Could Fed Rate Hikes have Prevented the Last Housing Bubble?

Federal Reserve Bank of San Francisco study suggests 8 percentage points of interest rate increase might have done the trick, if the Fed had known what was coming

Orange County Register

What would it have taken for the Federal Reserve to prevent the housing debacle of the last decade?

Apparently, 8 percentage points of increases in the key short-term interest rates the Fed controls, starting way back in 2002.

That’s the conclusion of a recent study by researchers at the Federal Reserve Bank of San Francisco.
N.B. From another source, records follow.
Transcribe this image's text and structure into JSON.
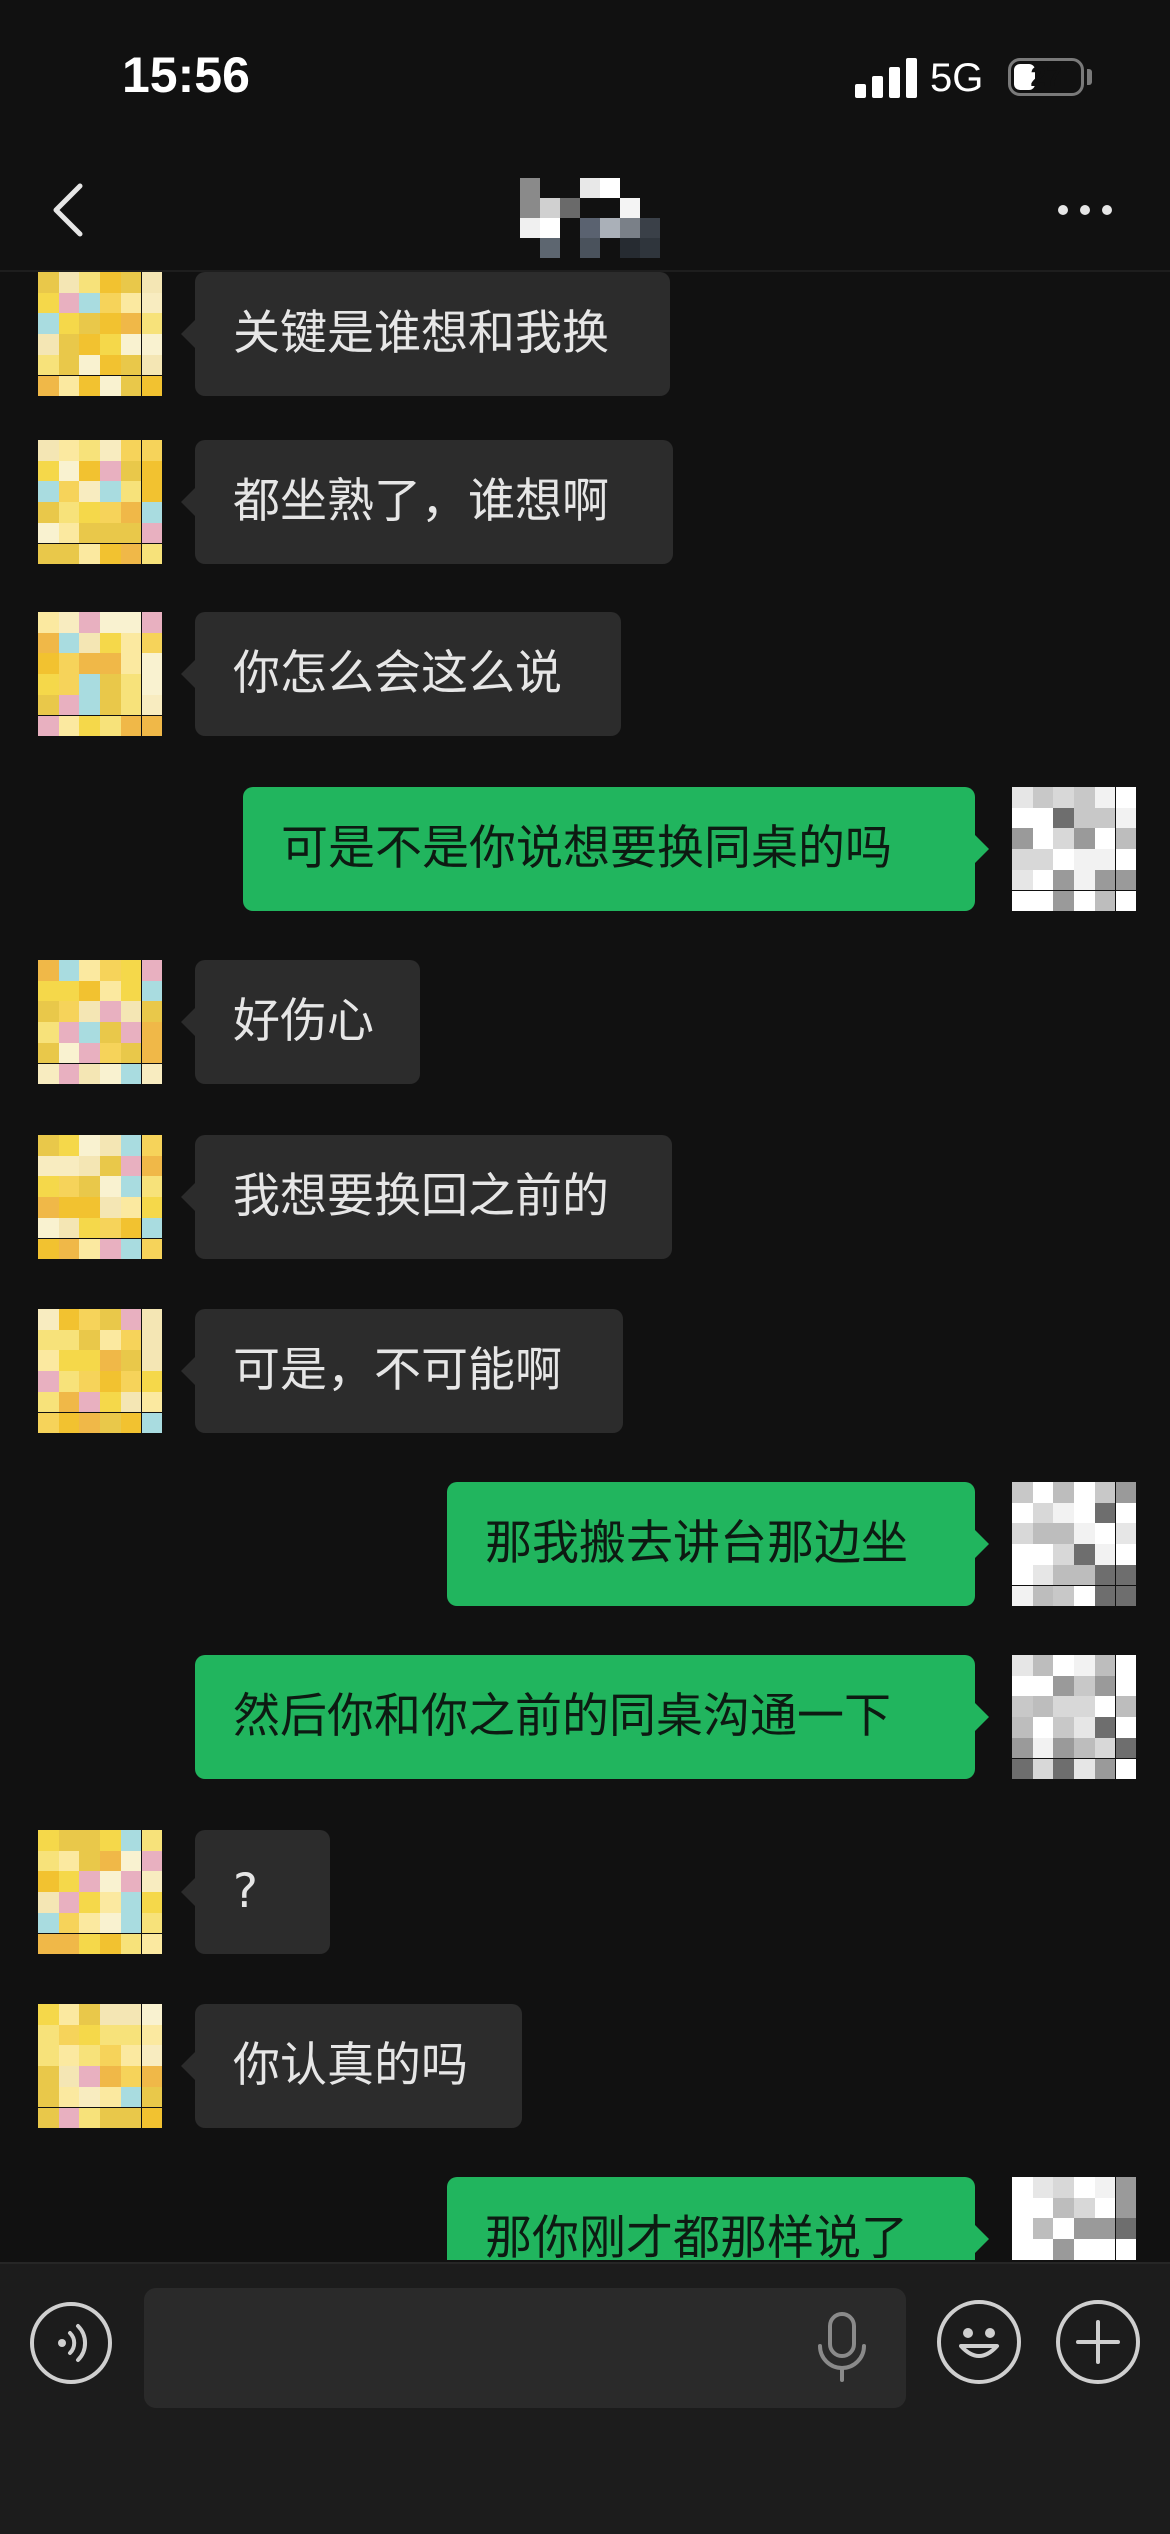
{
  "status_bar": {
    "time": "15:56",
    "network": "5G",
    "battery": "27"
  },
  "nav": {
    "title_icon": "pixelated-contact-name",
    "back_icon": "chevron-left-icon",
    "more_icon": "more-dots-icon"
  },
  "colors": {
    "background": "#111111",
    "bubble_received": "#2c2c2c",
    "bubble_sent": "#21b55e",
    "input_bar": "#1c1c1c"
  },
  "messages": [
    {
      "side": "left",
      "text": "关键是谁想和我换"
    },
    {
      "side": "left",
      "text": "都坐熟了，谁想啊"
    },
    {
      "side": "left",
      "text": "你怎么会这么说"
    },
    {
      "side": "right",
      "text": "可是不是你说想要换同桌的吗"
    },
    {
      "side": "left",
      "text": "好伤心"
    },
    {
      "side": "left",
      "text": "我想要换回之前的"
    },
    {
      "side": "left",
      "text": "可是，不可能啊"
    },
    {
      "side": "right",
      "text": "那我搬去讲台那边坐"
    },
    {
      "side": "right",
      "text": "然后你和你之前的同桌沟通一下"
    },
    {
      "side": "left",
      "text": "?"
    },
    {
      "side": "left",
      "text": "你认真的吗"
    },
    {
      "side": "right",
      "text": "那你刚才都那样说了"
    }
  ],
  "input_bar": {
    "voice_icon": "voice-mode-icon",
    "input_value": "",
    "mic_icon": "microphone-icon",
    "emoji_icon": "emoji-icon",
    "add_icon": "plus-icon"
  }
}
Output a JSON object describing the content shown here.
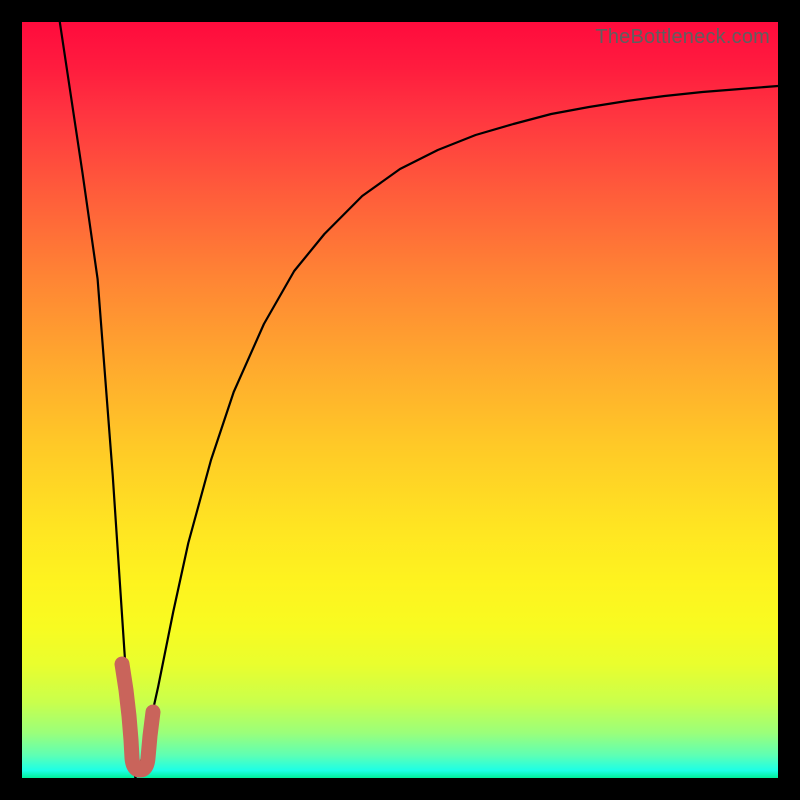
{
  "attribution": "TheBottleneck.com",
  "colors": {
    "frame": "#000000",
    "curve_stroke": "#000000",
    "marker_stroke": "#c9645b",
    "gradient_top": "#ff0b3d",
    "gradient_bottom": "#00ee9a"
  },
  "chart_data": {
    "type": "line",
    "title": "",
    "xlabel": "",
    "ylabel": "",
    "xlim": [
      0,
      100
    ],
    "ylim": [
      0,
      100
    ],
    "series": [
      {
        "name": "bottleneck-curve",
        "x": [
          5,
          8,
          10,
          12,
          14,
          14.5,
          15,
          16,
          18,
          20,
          22,
          25,
          28,
          32,
          36,
          40,
          45,
          50,
          55,
          60,
          65,
          70,
          75,
          80,
          85,
          90,
          95,
          100
        ],
        "values": [
          100,
          80,
          66,
          40,
          10,
          3,
          0,
          3,
          12,
          22,
          31,
          42,
          51,
          60,
          67,
          72,
          77,
          80.5,
          83,
          85,
          86.5,
          87.8,
          88.8,
          89.6,
          90.2,
          90.7,
          91.1,
          91.5
        ]
      }
    ],
    "marker": {
      "name": "current-config-J",
      "x_range": [
        13.2,
        16.8
      ],
      "y_range": [
        0,
        15
      ],
      "shape": "J"
    }
  }
}
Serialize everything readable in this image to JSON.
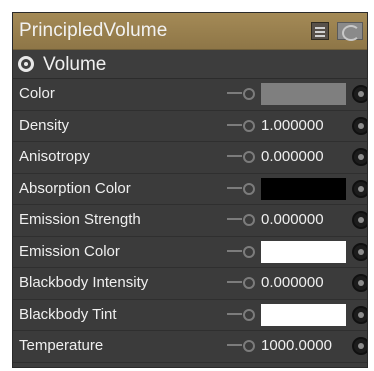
{
  "node": {
    "title": "PrincipledVolume",
    "section_label": "Volume",
    "rows": [
      {
        "label": "Color",
        "kind": "swatch",
        "swatch_color": "#7f7f7f",
        "value": ""
      },
      {
        "label": "Density",
        "kind": "number",
        "value": "1.000000"
      },
      {
        "label": "Anisotropy",
        "kind": "number",
        "value": "0.000000"
      },
      {
        "label": "Absorption Color",
        "kind": "swatch",
        "swatch_color": "#000000",
        "value": ""
      },
      {
        "label": "Emission Strength",
        "kind": "number",
        "value": "0.000000"
      },
      {
        "label": "Emission Color",
        "kind": "swatch",
        "swatch_color": "#ffffff",
        "value": ""
      },
      {
        "label": "Blackbody Intensity",
        "kind": "number",
        "value": "0.000000"
      },
      {
        "label": "Blackbody Tint",
        "kind": "swatch",
        "swatch_color": "#ffffff",
        "value": ""
      },
      {
        "label": "Temperature",
        "kind": "number",
        "value": "1000.0000"
      }
    ]
  },
  "colors": {
    "header_bg": "#9a8250",
    "panel_bg": "#3c3c3c",
    "text": "#efefef"
  },
  "icons": {
    "header_buttons": [
      "list-icon",
      "preview-icon"
    ],
    "section": "eye-icon",
    "row_link": "link-icon",
    "row_socket": "socket-icon"
  }
}
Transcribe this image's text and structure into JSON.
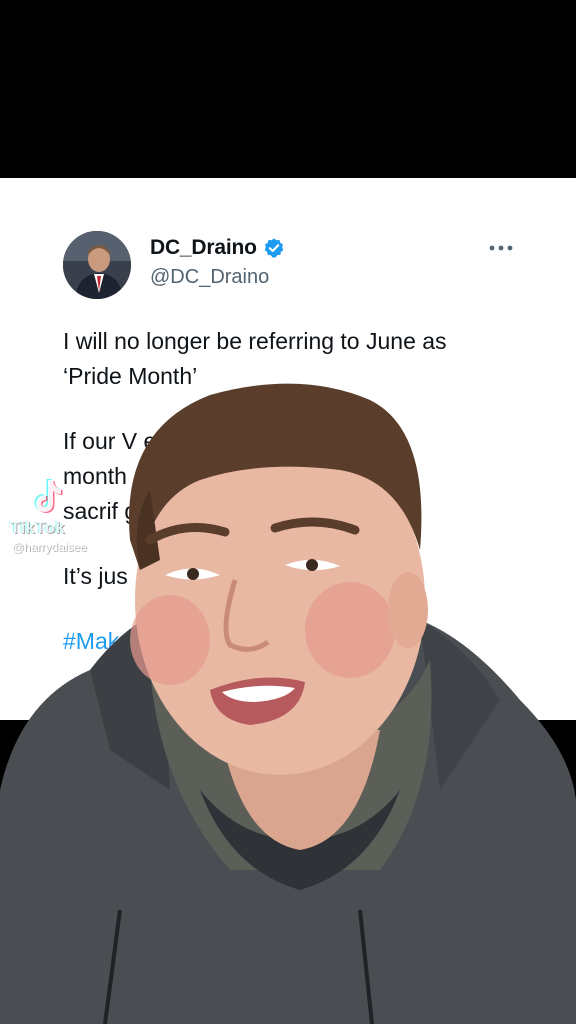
{
  "tweet": {
    "author_name": "DC_Draino",
    "author_handle": "@DC_Draino",
    "paragraphs": [
      "I will no longer be referring to June as\n‘Pride Month’",
      "If our V                              entire\nmonth                                         ,\nsacrif                                     get one",
      "It’s jus"
    ],
    "hashtag": "#Mak",
    "colors": {
      "text": "#0f1419",
      "secondary": "#536471",
      "accent": "#1d9bf0",
      "verified": "#1d9bf0"
    },
    "icons": {
      "verified": "verified-badge-icon",
      "more": "more-options-icon"
    }
  },
  "watermark": {
    "brand": "TikTok",
    "username": "@harrydaisee"
  }
}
It’s not just a history lesson, as the economy struggles again with steep housing costs. Please don’t forget, the last time the nation got housing policy wrong – just a decade ago – the nation plunged into its darkest economic period since the Great Depression.

The study’s authors – Òscar Jordà, Moritz Schularick and Alan Taylor – do admit to several caveats. Like there isn’t simple data to make easy comparisons. So they used a century and a half of international interest rate and economic data, then layered those trends over more modern U.S. data.

Still, the San Francisco Fed researchers found the U.S. suffered unprecedented housing overvaluation in the last decade – 39 percent more than the norm by 2006, based on a post-World War II ratio of house prices to income.